Vanmorgen verzamelde ik al mijn moed en toog naar ons plaatselijke winkelcentrum. Liever ging ik voor groots, maar in mijn uppie is dat helaas niet te doen en iemand meeslepen voelt voor mij vaak als bedelen om mee te gaan, ik wil gewoon soms ‘zelluf’ mijn ding doen, dus ging ik erop uit met mijn scoot.
De zoektocht van vandaag was er eentje naar de perfecte trui; warm (ik ben een enorme koukleum die dagelijks ligt te bibberen onder twee zachte dekentjes), comfortabel (ik moet er dus prettig in kunnen liggen), niet te strak, niet knellend of kriebelend, maar wel een beetje vrouwelijk. Geen hoog eisenpakket toch? Oh en in de goede kleur, ik ben momenteel een bleek vrouwtje met een smal snuutje, het mag wel ietwat flatterend. Ik schrok van mijn eigen spiegelbeeld, daar in de grote spiegel. Ik weet dat het licht in winkels niet echt meewerkt in dit opzicht, maar jemig, ik kan wel een zonnebankkuurtje gebruiken (het is dat gebeurtenissen uit het verleden in dit geval zeker geen goede garantie bieden op mijn toekomst en ik dit dus beter achterwege kan laten).
Natuurlijk heb ik het internet al afgestruind, maar niet gevonden wat ik zocht. Het is vaak te duur of gewoon net niet wat ik zoek. Ik ben een zeikerd, ik wil gewoon de trui die ik twee jaar geleden had en tot op de draad versleten achtergelaten heb, maar helaas die is niet meer in de mode. Daarnaast ben ik in gevecht met mezelf, ik las een stuk over de verzendkosten en wat onze ‘retourcultuur’ doet met ons milieu (waar ik absoluut bewuster mee om wil gaan), niet veel goeds kan ik je vertellen. Mede daarom toog ik dus met mijn krakkemikkig gestel naar de plaatselijke middenstand (ik hou toch graag een gezellig dorpscentrum). Op mijn scoot, knietjes in de steigers, kan ik lopend de winkel in, dat was althans het idee.

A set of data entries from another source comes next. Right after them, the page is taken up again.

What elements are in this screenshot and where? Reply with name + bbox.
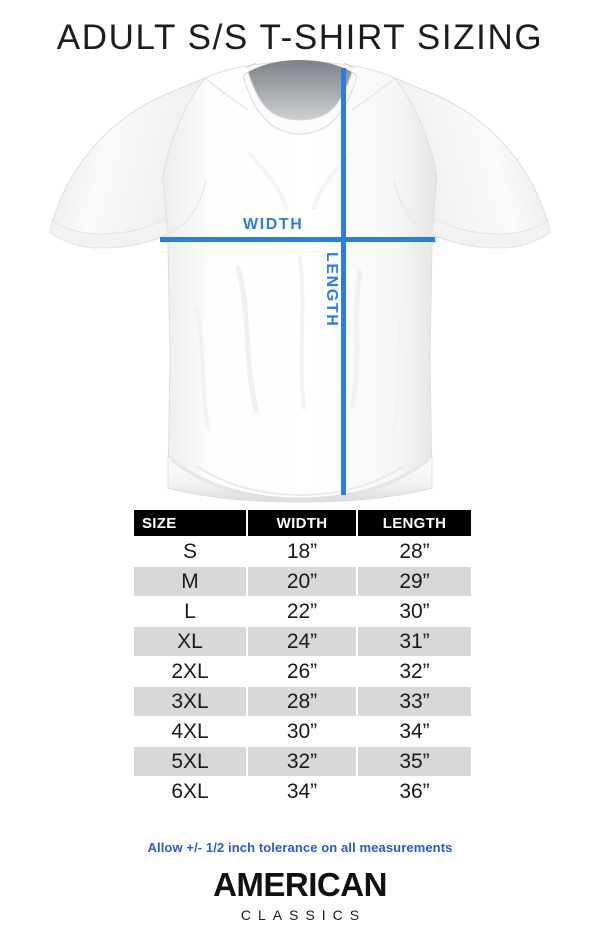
cell-width: 28” — [248, 687, 356, 716]
length-label: LENGTH — [323, 252, 340, 328]
table-row: M 20” 29” — [134, 567, 471, 596]
cell-size: L — [134, 597, 246, 626]
table-header: SIZE WIDTH LENGTH — [134, 510, 471, 536]
cell-length: 36” — [358, 777, 471, 806]
size-chart-table: SIZE WIDTH LENGTH S 18” 28” M 20” 29” L … — [132, 509, 473, 807]
cell-width: 32” — [248, 747, 356, 776]
brand-name-primary: AMERICAN — [213, 866, 387, 903]
cell-length: 29” — [358, 567, 471, 596]
tshirt-graphic — [49, 60, 551, 503]
cell-length: 31” — [358, 627, 471, 656]
cell-width: 34” — [248, 777, 356, 806]
column-header-width: WIDTH — [248, 510, 356, 536]
cell-length: 32” — [358, 657, 471, 686]
cell-size: 5XL — [134, 747, 246, 776]
cell-size: XL — [134, 627, 246, 656]
table-header-row: SIZE WIDTH LENGTH — [134, 510, 471, 536]
tolerance-note: Allow +/- 1/2 inch tolerance on all meas… — [147, 840, 453, 855]
table-row: 4XL 30” 34” — [134, 717, 471, 746]
page-title: ADULT S/S T-SHIRT SIZING — [56, 18, 544, 57]
table-row: 6XL 34” 36” — [134, 777, 471, 806]
cell-size: 2XL — [134, 657, 246, 686]
cell-width: 22” — [248, 597, 356, 626]
table-row: 2XL 26” 32” — [134, 657, 471, 686]
table-row: XL 24” 31” — [134, 627, 471, 656]
width-label: WIDTH — [243, 216, 304, 233]
cell-size: 4XL — [134, 717, 246, 746]
cell-width: 18” — [248, 537, 356, 566]
brand-name-secondary: CLASSICS — [240, 906, 367, 923]
cell-length: 35” — [358, 747, 471, 776]
cell-width: 20” — [248, 567, 356, 596]
table-row: 5XL 32” 35” — [134, 747, 471, 776]
cell-length: 30” — [358, 597, 471, 626]
cell-length: 28” — [358, 537, 471, 566]
brand-logo: AMERICAN CLASSICS — [0, 866, 600, 923]
cell-length: 34” — [358, 717, 471, 746]
table-body: S 18” 28” M 20” 29” L 22” 30” XL 24” 31”… — [134, 537, 471, 806]
cell-width: 24” — [248, 627, 356, 656]
cell-size: 6XL — [134, 777, 246, 806]
cell-size: 3XL — [134, 687, 246, 716]
cell-size: M — [134, 567, 246, 596]
cell-length: 33” — [358, 687, 471, 716]
table-row: L 22” 30” — [134, 597, 471, 626]
width-measure-line — [160, 237, 435, 242]
length-measure-line — [341, 68, 346, 495]
cell-size: S — [134, 537, 246, 566]
column-header-size: SIZE — [134, 510, 246, 536]
cell-width: 26” — [248, 657, 356, 686]
table-row: 3XL 28” 33” — [134, 687, 471, 716]
column-header-length: LENGTH — [358, 510, 471, 536]
tshirt-illustration: WIDTH LENGTH — [0, 58, 600, 508]
table-row: S 18” 28” — [134, 537, 471, 566]
cell-width: 30” — [248, 717, 356, 746]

Alex (mijn elro) maakt altijd ruzie met de rekken. Ik ben inmiddels best geoefend in het rijden met pookje, maar de ruimte tussen de paden in de meeste kledingwinkels is nog altijd wat smalletjes. Daarnaast leuken ze de boel op met houten stellinkjes met nog leukere accessoires (zijn inderdaad leuk, maar voor mij vooral een sta-in-de-weg). Ik rijd mij dan ook regelmatig vast in de jurken of vesten sectie. Lopen is in dit geval dan ook echt een stuk makkelijker (al hang ik ook met mijn braces met klittenband weleens aan een gebreid truitje). Hoopvol struinde ik door winkel één, stapte op mijn scoot naar twee (een meter of tien verderop), alwaar ik iets wiebeliger een trui paste, om zo ongeveer in te storten in de paskamer van winkel nummer drie. Dit alles vond plaats in een stijf half uurtje, waarvan ik de helft van de tijd moed verzamelde in mijn Ferrari rode bolide.
Drie winkels, wat zijn nu drie winkels? Ik heb de trui gevonden en afgerekend, maar heb bij de kassa de pijp maar aan Maarten gegeven. Terug op de scoot, op weg naar huis gaat het wel door mijn hoofd, hoe graag ik ook langs de rekken struin, ik loop mijzelf ermee voorbij. Mijn heupen branden, mijn ellebogen steken en mijn toch al weinige energie is gezakt tot beneden alle peil. Winkelen met scoot kan ik maar beter beperken tot de supermarkt (al ga ik daar geen mooie trui vinden), waar ik mij gewoon rijdend voort kan bewegen.
Het is niet makkelijk, dat steeds weer accepteren dat iets een stap te ver is. Misschien moeten ze dat in de aanbieding gooien, doe mij maar een pondje acceptatie, en een volle batterij daarbij.